3. Invoke the main Octave script, which will run the GLM analysis multiple times on subsets of the zf4f data. THIS WILL TAKE A WHILE TO RUN! On my laptop, to analyse the zf4f takes about half an hour, then to analyse the Gill data takes overnight.

     cd code_GLM
     source runme.octave
     cd ..
   

4. Invoke the main Python script, which will run GLM and cross-correlation analysis on real and simulated data, and make various plots.

     cd callnets
     python callnets.py
   

   (By default the synthetic ABC test only makes a tiny amount of data, since otherwise the test takes hours. You can tweak the duration directly in the code, to create plots more like the paper.)

   You can then also run the auxiliary scripts which do some of the tests and figures in the paper:

     python nonlins.py  # just plots what the nonlinearities look like
     python oddsratios.py  # calculates odds-ratios between softplus and exp models
     python analyseadj.py  # analyses the predictability of one segment from the previous
   

To run the code on your own data, have a look at the Octave/Matlab code in code_GLM/testscripts/zf4f_glm_each.m, which simply iterates through a set of datafiles calling dofit_fromcsv_GLM_zf4f() for each one. You can simply call dofit_fromcsv_GLM_zf4f() yourself, have a look at its parameters. If you specify a csvoutdir it outputs data files which are useful for inspecting the results (as is done by callnets.py).

The data format we use for call data is simple CSV (Comma Separated Values), with three columns:

1. start time, in seconds
2. duration, in seconds (not used! you can just fix this as zero)
3. which individual called, an integer from 1 to K

We do not include a header row in the CSV. Have a look at one of the CSV files in the data folder to see examples of the format.

Once the code has run, it generates output CSVs and plots. If you look in the outcsv folder you should see various files, including summary statistics. The file with name ending in _kernels_discret.csv holds the discretised kernel shapes, which you should be able to load and plot/analyse very easily.

The code in the "code_GLM" folder is mostly (c) 2010 Jonathan Pillow with additions (c) 2015 Dan Stowell, and it is licensed under the GPL3+ as shown in /code_GLM/license/LICENSE.txt

The code in the "callnets" folder is (c) 2015 Dan Stowell, and it is licensed under the GPL2+.

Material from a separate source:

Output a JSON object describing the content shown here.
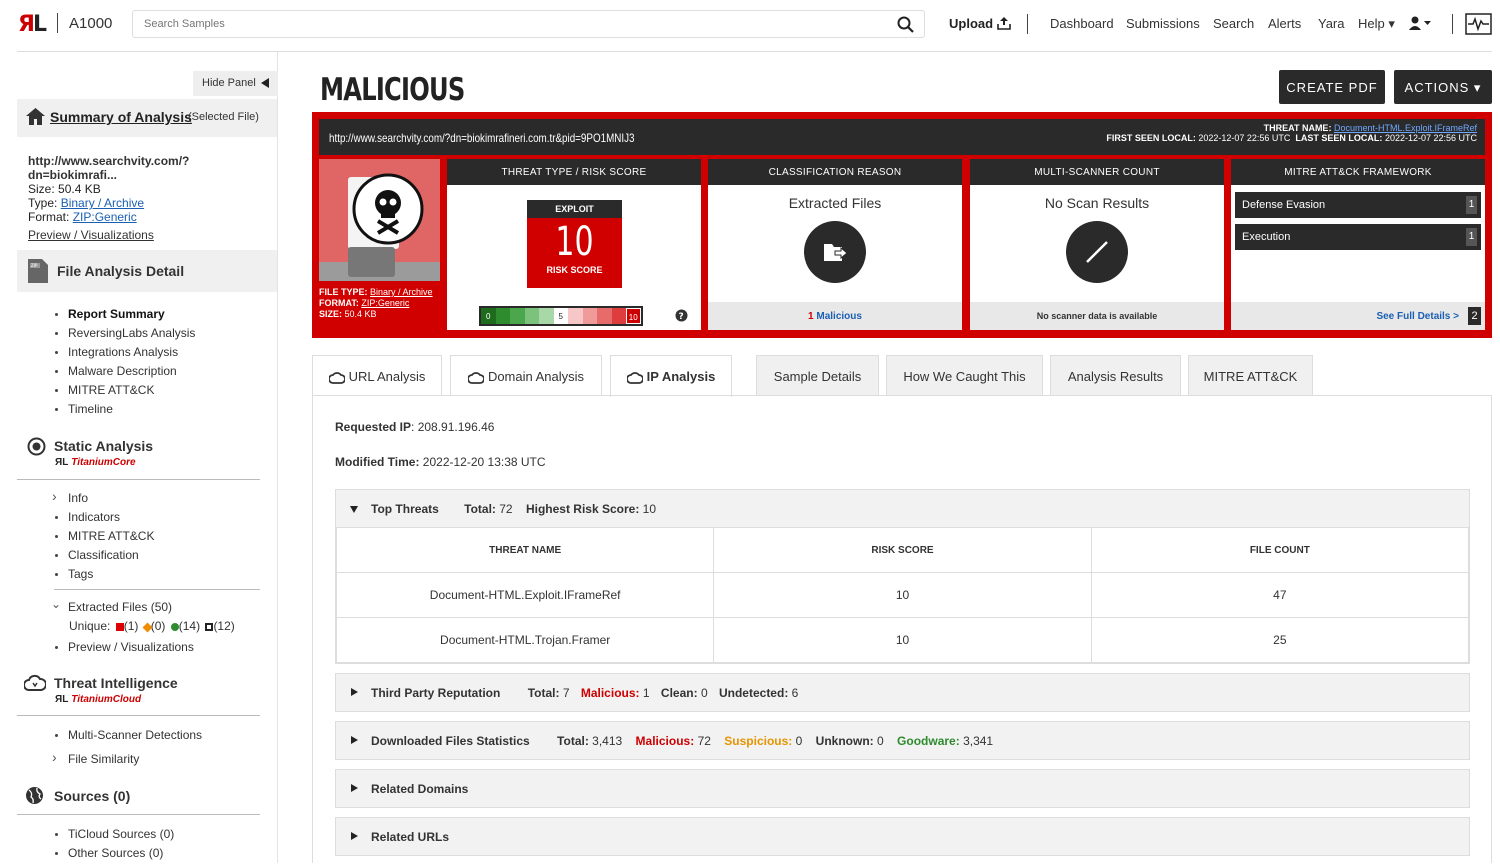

The "downstream" changes I have made to code_GLM include:

• Adding a regularisation parameter to the fitting (added to MLfit_GLM())
• Adding a parametric softplus nonlinearity function
• Changing parameters such as the size and shape of the basis kernels for the call-analysis case
• Adding convenience functions for analysing CSV call data, and for sampling from a fitted model
• Small change to makeStimRows() to allow for size-1 vectors.